The research conducted by the Murdoch Children’s Research Institute (MCRI) suggests that having a food allergy in early childhood may be associated with a four-fold increased risk of developing asthma and reduced lung function when the child starts school.
The study is the first of its kind to explore the relationship between food allergies in infancy and lung function in later childhood. While food allergy is often considered an indicator of developing asthma, the connection between infant food allergy phenotypes and lung function and asthma in childhood is not entirely clear.
Lead author of the study, MCRI Associate Professor Rachel Peters, highlights the concern over this link, as reduced lung growth in childhood can lead to respiratory and heart conditions in adulthood. Therefore, she emphasizes the importance of monitoring the lung development of children with food allergies and recommends that children under care for food allergies should be monitored by a dietitian to ensure healthy growth.
The research was based on the HealthNuts cohort study in Melbourne, involving 5276 one-year-olds who were tested for common food allergens. The study found that babies with a food allergy were almost four times more likely to develop asthma at the age of six compared to those without a food allergy. Even if the food allergy is resolved by age six, it was associated with “lung function deficits” and asthma.

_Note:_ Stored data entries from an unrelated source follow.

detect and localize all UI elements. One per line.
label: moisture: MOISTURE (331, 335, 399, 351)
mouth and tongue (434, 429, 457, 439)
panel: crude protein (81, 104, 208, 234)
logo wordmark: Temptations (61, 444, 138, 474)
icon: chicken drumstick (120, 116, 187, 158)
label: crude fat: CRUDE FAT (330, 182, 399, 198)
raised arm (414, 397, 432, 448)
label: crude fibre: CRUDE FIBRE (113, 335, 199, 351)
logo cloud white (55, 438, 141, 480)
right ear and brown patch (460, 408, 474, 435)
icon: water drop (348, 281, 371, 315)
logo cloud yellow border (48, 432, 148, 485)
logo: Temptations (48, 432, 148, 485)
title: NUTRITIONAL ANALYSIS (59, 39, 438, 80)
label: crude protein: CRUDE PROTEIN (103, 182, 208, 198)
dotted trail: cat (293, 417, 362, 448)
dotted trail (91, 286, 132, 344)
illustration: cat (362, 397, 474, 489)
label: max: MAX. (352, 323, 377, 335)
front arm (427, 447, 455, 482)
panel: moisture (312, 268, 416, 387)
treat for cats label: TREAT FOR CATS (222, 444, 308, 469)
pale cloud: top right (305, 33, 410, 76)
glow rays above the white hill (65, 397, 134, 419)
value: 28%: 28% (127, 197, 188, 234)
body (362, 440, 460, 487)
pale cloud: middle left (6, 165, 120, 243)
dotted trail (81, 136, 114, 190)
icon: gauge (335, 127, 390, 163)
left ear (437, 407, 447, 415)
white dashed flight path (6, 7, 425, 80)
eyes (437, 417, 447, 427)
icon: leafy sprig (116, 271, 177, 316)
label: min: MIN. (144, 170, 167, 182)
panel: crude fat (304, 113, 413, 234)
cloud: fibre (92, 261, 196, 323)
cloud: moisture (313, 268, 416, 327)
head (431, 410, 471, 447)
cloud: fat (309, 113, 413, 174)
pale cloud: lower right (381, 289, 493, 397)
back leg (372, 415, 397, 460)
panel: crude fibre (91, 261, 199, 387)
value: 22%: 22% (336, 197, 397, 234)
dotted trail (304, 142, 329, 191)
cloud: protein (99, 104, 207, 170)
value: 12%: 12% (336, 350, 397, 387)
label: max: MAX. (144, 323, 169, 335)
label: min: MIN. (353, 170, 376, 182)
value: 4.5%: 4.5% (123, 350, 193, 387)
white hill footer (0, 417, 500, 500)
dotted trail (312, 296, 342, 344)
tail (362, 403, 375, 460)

The authors of the study suggest that healthcare providers and parents should be aware of any asthma symptoms in children with food allergies, as poorly controlled asthma was identified as a risk factor for severe food-induced allergic reactions and anaphylaxis.
It is noted that sometimes parents may not be aware of the link between food allergy and asthma, and they may only focus on managing the food allergy itself. The researchers hope that their findings will raise awareness among families and clinicians about the potential connection between food allergies and asthma.
The study concludes that further follow-up studies on interventions to prevent food allergies could provide an opportunity to explore whether preventing these allergies would improve respiratory health in children. Overall, this research underscores the importance of monitoring and managing food allergies in early childhood to potentially reduce the risk of asthma and respiratory issues in later years.